The Murphys managed to spread their story in other outlets, including Focus on the Family’s weekday radio broadcast. Anyone who has heard about their lives will not forget the details easily: Ian, on his way to paint the interior of a home early one morning, lost control of his vehicle. He suffered major brain injuries and drew close to death’s door. Larissa, his fiancée, remained in Ian’s life. They have since married, and Ian has surpassed doctors’ early predictions about his ability to walk or communicate again.
|Eight Twenty Eight
When Love Didn’t Give Up
Ian and Larissa Murphy
B&H Publishing Group. Pp. 222. $15.99
Now Larissa Murphy tells the couple’s story firsthand, with occasional additions by her husband. Only a few years after Ian’s calamity the family lost its patriarch, Steve, to brain cancer. One of the more heart-rending details of Eight Twenty Eight is that Larissa sometimes had to remind Ian that his father had died.
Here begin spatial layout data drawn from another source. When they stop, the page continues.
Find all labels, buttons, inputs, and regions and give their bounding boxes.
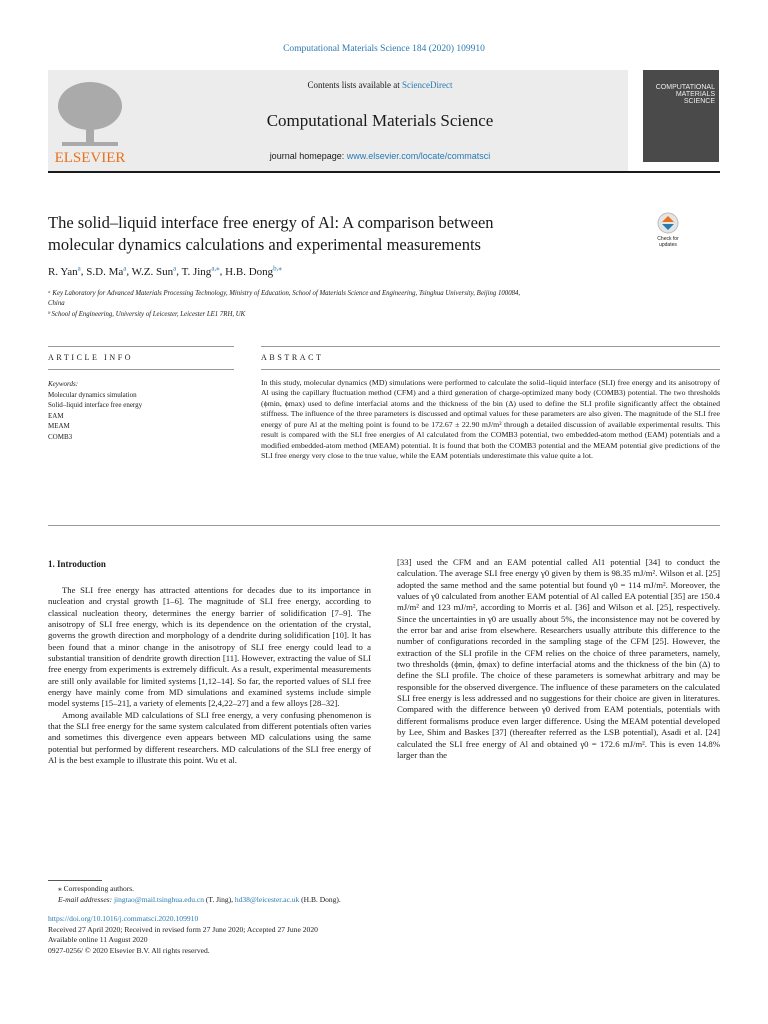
article-info-rule [48,346,234,347]
abstract-heading: ABSTRACT [261,353,324,362]
author[interactable]: R. Yan$^a$ [48,264,81,278]
header-divider [48,171,720,173]
keyword: EAM [48,411,64,420]
section-heading-introduction: 1. Introduction [48,559,106,569]
author[interactable]: S.D. Ma$^a$ [86,264,127,278]
paragraph: Among available MD calculations of SLI free energy, a very confusing phenomenon is that the SLI free energy for the same system calculated from different potentials often varies and sometimes this divergence even appears between MD calculations using the same potential but performed by different researchers. MD calculations of the SLI free energy of Al is the best example to illustrate this point. Wu et al. [48,709,371,766]
footnotes [48,883,341,905]
keyword: Solid–liquid interface free energy [48,401,143,410]
journal-cover-thumbnail[interactable]: COMPUTATIONAL MATERIALS SCIENCE [643,70,719,162]
email-addresses: E-mail addresses: jingtao@mail.tsinghua.edu.cn (T. Jing), hd38@leicester.ac.uk (H.B. Dong). [58,895,341,904]
body-column-left [48,585,371,767]
email-link[interactable]: jingtao@mail.tsinghua.edu.cn [113,895,204,904]
keyword: MEAM [48,422,70,431]
article-info-heading: ARTICLE INFO [48,353,134,362]
journal-homepage-line: journal homepage: www.elsevier.com/locate/commatsci [269,151,491,161]
keywords-label: Keywords: [48,380,79,388]
publication-info [48,914,318,956]
author[interactable]: T. Jing$^{a,⁎}$ [181,264,220,278]
abstract-rule [261,346,720,347]
available-online: Available online 11 August 2020 [48,935,148,944]
sciencedirect-link[interactable]: ScienceDirect [402,80,453,90]
paragraph: [33] used the CFM and an EAM potential called Al1 potential [34] to conduct the calculation. The average SLI free energy γ0 given by them is 98.35 mJ/m². Wilson et al. [25] adopted the same method and the same potential but found γ0 = 114 mJ/m². Moreover, the values of γ0 calculated from another EAM potential of Al called EA potential [35] are 150.4 mJ/m² and 123 mJ/m², according to Morris et al. [36] and Wilson et al. [25], respectively. Since the uncertainties in γ0 are usually about 5%, the inconsistence may not be covered by the error bar and arise from elsewhere. Researchers usually attribute this difference to the number of configurations recorded in the sampling stage of the CFM [25]. However, the extraction of the SLI profile in the CFM relies on the choice of three parameters, namely, two thresholds (ϕmin, ϕmax) to define interfacial atoms and the thickness of the bin (Δ) to define the SLI profile. The choice of these parameters is somewhat arbitrary and may be responsible for the observed divergence. The influence of these parameters on the calculated SLI free energy is less addressed and no suggestions for their choice are given in literatures. Compared with the difference between γ0 derived from EAM potentials, potentials with different formalisms produce even larger difference. Using the MEAM potential developed by Lee, Shim and Baskes [37] (thereafter referred as the LSB potential), Asadi et al. [24] calculated the SLI free energy of Al and obtained γ0 = 172.6 mJ/m². This is even 14.8% larger than the [397,557,720,760]
svg-text:ELSEVIER: ELSEVIER [54,150,126,166]
abstract-bottom-rule [48,525,720,526]
body-column-right [397,557,720,761]
contents-available-line: Contents lists available at ScienceDirect [307,80,453,90]
keywords-list [48,390,142,442]
article-title: The solid–liquid interface free energy of Al: A comparison between molecular dynamics calculations and experimental measurements [48,213,494,254]
author[interactable]: H.B. Dong$^{b,⁎}$ [225,264,282,278]
author-list: R. Yan$^a$, S.D. Ma$^a$, W.Z. Sun$^a$, T. Jing$^{a,⁎}$, H.B. Dong$^{b,⁎}$ [48,264,282,278]
elsevier-logo[interactable] [50,76,130,168]
email-link[interactable]: hd38@leicester.ac.uk [234,895,300,904]
doi-link[interactable]: https://doi.org/10.1016/j.commatsci.2020.109910 [48,914,199,923]
abstract-rule-2 [261,369,720,370]
affiliation-b: ᵇ School of Engineering, University of Leicester, Leicester LE1 7RH, UK [48,311,246,318]
footnote-rule [48,880,102,881]
affiliation-a: ᵃ Key Laboratory for Advanced Materials Processing Technology, Ministry of Education, School of Materials Science and Engineering, Tsinghua University, Beijing 100084, China [48,290,521,307]
keyword: Molecular dynamics simulation [48,391,137,399]
author[interactable]: W.Z. Sun$^a$ [131,264,177,278]
copyright: 0927-0256/ © 2020 Elsevier B.V. All rights reserved. [48,945,210,955]
received-dates: Received 27 April 2020; Received in revised form 27 June 2020; Accepted 27 June 2020 [48,924,318,934]
journal-reference-link[interactable]: Computational Materials Science 184 (2020) 109910 [283,44,485,54]
abstract-text: In this study, molecular dynamics (MD) simulations were performed to calculate the solid–liquid interface (SLI) free energy and its anisotropy of Al using the capillary fluctuation method (CFM) and a third generation of charge-optimized many body (COMB3) potential. The two thresholds (ϕmin, ϕmax) used to define interfacial atoms and the thickness of the bin (Δ) used to define the SLI profile significantly affect the obtained stiffness. The influence of the three parameters is discussed and optimal values for these parameters are also given. The magnitude of the SLI free energy of pure Al at the melting point is found to be 172.67 ± 22.90 mJ/m² through a detailed discussion of available experimental results. This result is compared with the SLI free energies of Al calculated from the COMB3 potential, two embedded-atom method (EAM) potentials and a modified embedded-atom method (MEAM) potential. It is found that both the COMB3 potential and the MEAM potential give predictions of the SLI free energy very close to the true value, while the EAM potentials underestimate this value quite a lot. [261,378,720,461]
journal-homepage-link[interactable]: www.elsevier.com/locate/commatsci [346,151,491,161]
article-info-rule-2 [48,369,234,370]
check-for-updates-badge[interactable]: Check for updates [648,212,688,256]
journal-title: Computational Materials Science [266,111,494,130]
corresponding-note: ⁎ Corresponding authors. [58,884,135,893]
keyword: COMB3 [48,432,73,441]
paragraph: The SLI free energy has attracted attentions for decades due to its importance in nucleation and crystal growth [1–6]. The magnitude of SLI free energy, according to classical nucleation theory, determines the energy barrier of solidification [7–9]. The anisotropy of SLI free energy, which is its dependence on the orientation of the crystal, governs the growth direction and morphology of a dendrite during solidification [10]. It has been found that a minor change in the anisotropy of SLI free energy could lead to a substantial transition of dendrite growth direction [11]. However, extracting the value of SLI free energy from experiments is extremely difficult. As a result, experimental measurements are still only available for limited systems [1,12–14]. So far, the reported values of SLI free energy have mainly come from MD simulations and examined systems include simple model systems [15–21], a variety of elements [2,4,22–27] and a few alloys [28–32]. [48,585,371,709]
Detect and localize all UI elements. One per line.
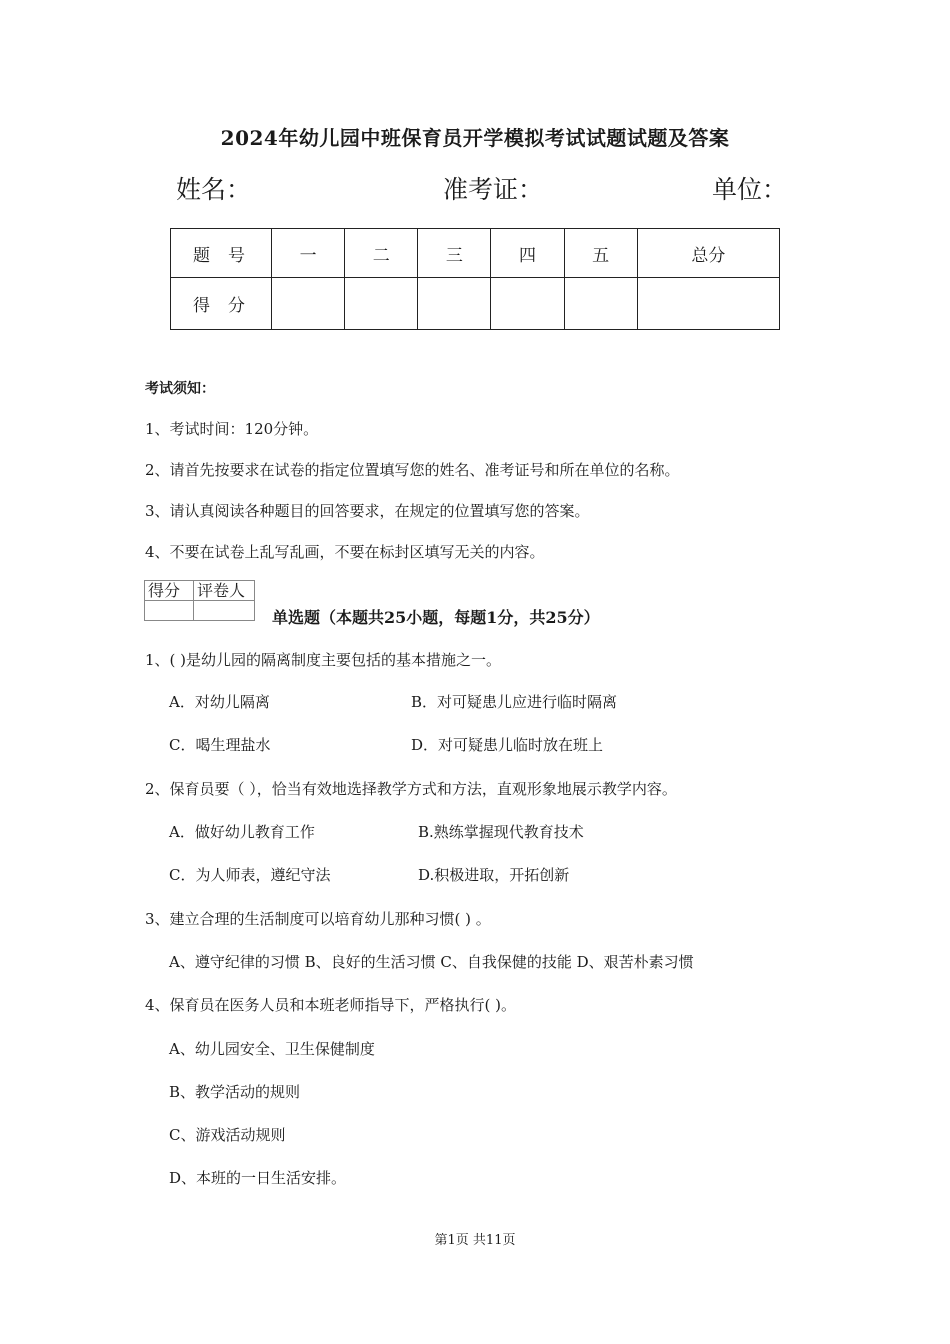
question-option[interactable]: D．对可疑患儿临时放在班上 (411, 736, 604, 754)
notice-item: 2、请首先按要求在试卷的指定位置填写您的姓名、准考证号和所在单位的名称。 (145, 461, 680, 479)
question-option[interactable]: B．对可疑患儿应进行临时隔离 (411, 693, 618, 711)
question-stem: 1、( )是幼儿园的隔离制度主要包括的基本措施之一。 (145, 651, 502, 669)
exam-number-field-label: 准考证： (443, 175, 544, 204)
question-stem: 3、建立合理的生活制度可以培育幼儿那种习惯( ) 。 (145, 910, 491, 928)
score-cell-3[interactable] (418, 278, 491, 330)
notice-title: 考试须知： (145, 381, 215, 397)
score-cell-4[interactable] (491, 278, 564, 330)
notice-item: 3、请认真阅读各种题目的回答要求，在规定的位置填写您的答案。 (145, 502, 590, 520)
score-table-header-row (171, 229, 780, 278)
question-option[interactable]: B、教学活动的规则 (169, 1083, 301, 1101)
score-column-1: 一 (272, 229, 345, 278)
grader-score-cell[interactable] (145, 601, 194, 621)
score-cell-total[interactable] (637, 278, 779, 330)
grader-name-cell[interactable] (194, 601, 255, 621)
score-cell-1[interactable] (272, 278, 345, 330)
question-option[interactable]: C．喝生理盐水 (169, 736, 271, 754)
grader-score-label: 得分 (145, 581, 194, 601)
section-title: 单选题（本题共25小题，每题1分，共25分） (272, 608, 600, 627)
question-option[interactable]: D.积极进取，开拓创新 (418, 866, 570, 884)
grader-box (144, 580, 255, 621)
question-option[interactable]: C．为人师表，遵纪守法 (169, 866, 331, 884)
score-cell-5[interactable] (564, 278, 637, 330)
grader-name-label: 评卷人 (194, 581, 255, 601)
page-title: 2024年幼儿园中班保育员开学模拟考试试题试题及答案 (220, 126, 730, 150)
score-column-2: 二 (345, 229, 418, 278)
score-column-3: 三 (418, 229, 491, 278)
page-footer: 第1页 共11页 (434, 1233, 516, 1248)
question-option[interactable]: A．对幼儿隔离 (169, 693, 270, 711)
notice-item: 1、考试时间：120分钟。 (145, 420, 319, 438)
score-cell-2[interactable] (345, 278, 418, 330)
name-field-label: 姓名： (176, 175, 252, 204)
question-option[interactable]: C、游戏活动规则 (169, 1126, 286, 1144)
score-table-score-row (171, 278, 780, 330)
score-table (170, 228, 780, 330)
question-stem: 2、保育员要（ ），恰当有效地选择教学方式和方法，直观形象地展示教学内容。 (145, 780, 677, 798)
question-number-label: 题号 (171, 229, 272, 278)
score-column-total: 总分 (637, 229, 779, 278)
question-option[interactable]: A．做好幼儿教育工作 (169, 823, 315, 841)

But heart-rending details are not the main point of this book. Grace is — both God’s grace for the Murphys and Ian and Larissa’s grace for each other.
Eight Twenty Eight also captures Ian Murphy’s wry sense of humor. Larissa writes of someone asking Ian how he feels about becoming an uncle. “Avuncular,” he said.
He said it a few more times before we correctly interpreted.
We grabbed a dictionary because we thought we knew what it meant, but his vocabulary was obviously better than ours.
“Of or like an uncle,” Ian’s mother read aloud.
And, in a meta moment, Larissa describes his response to the pressures of her writing the book:
“Ian, I think I need to sell my soul to writing this week.”
“Just make sure you get a good price, preferably $49.99.”
It’s impossible to know how much functionality Ian Murphy may recover in the years ahead. Several years of weblog entries by Larissa and other members of the Murphy family suggest that his healing will not be sudden or dramatic, apart from God’s intervention.
I like to think the abiding miracle in their lives is that they reached their wedding day and have found a life for themselves, one rich with purpose.
Think of Eight Twenty Eight as a short book’s introduction to lifelong friends. You can follow their harrowing journey at ianandlarissa.com. Martin Luther called marriage a school of character. You will find yourself cheering for this young man and woman as they pursue post-graduate studies in that sacrament.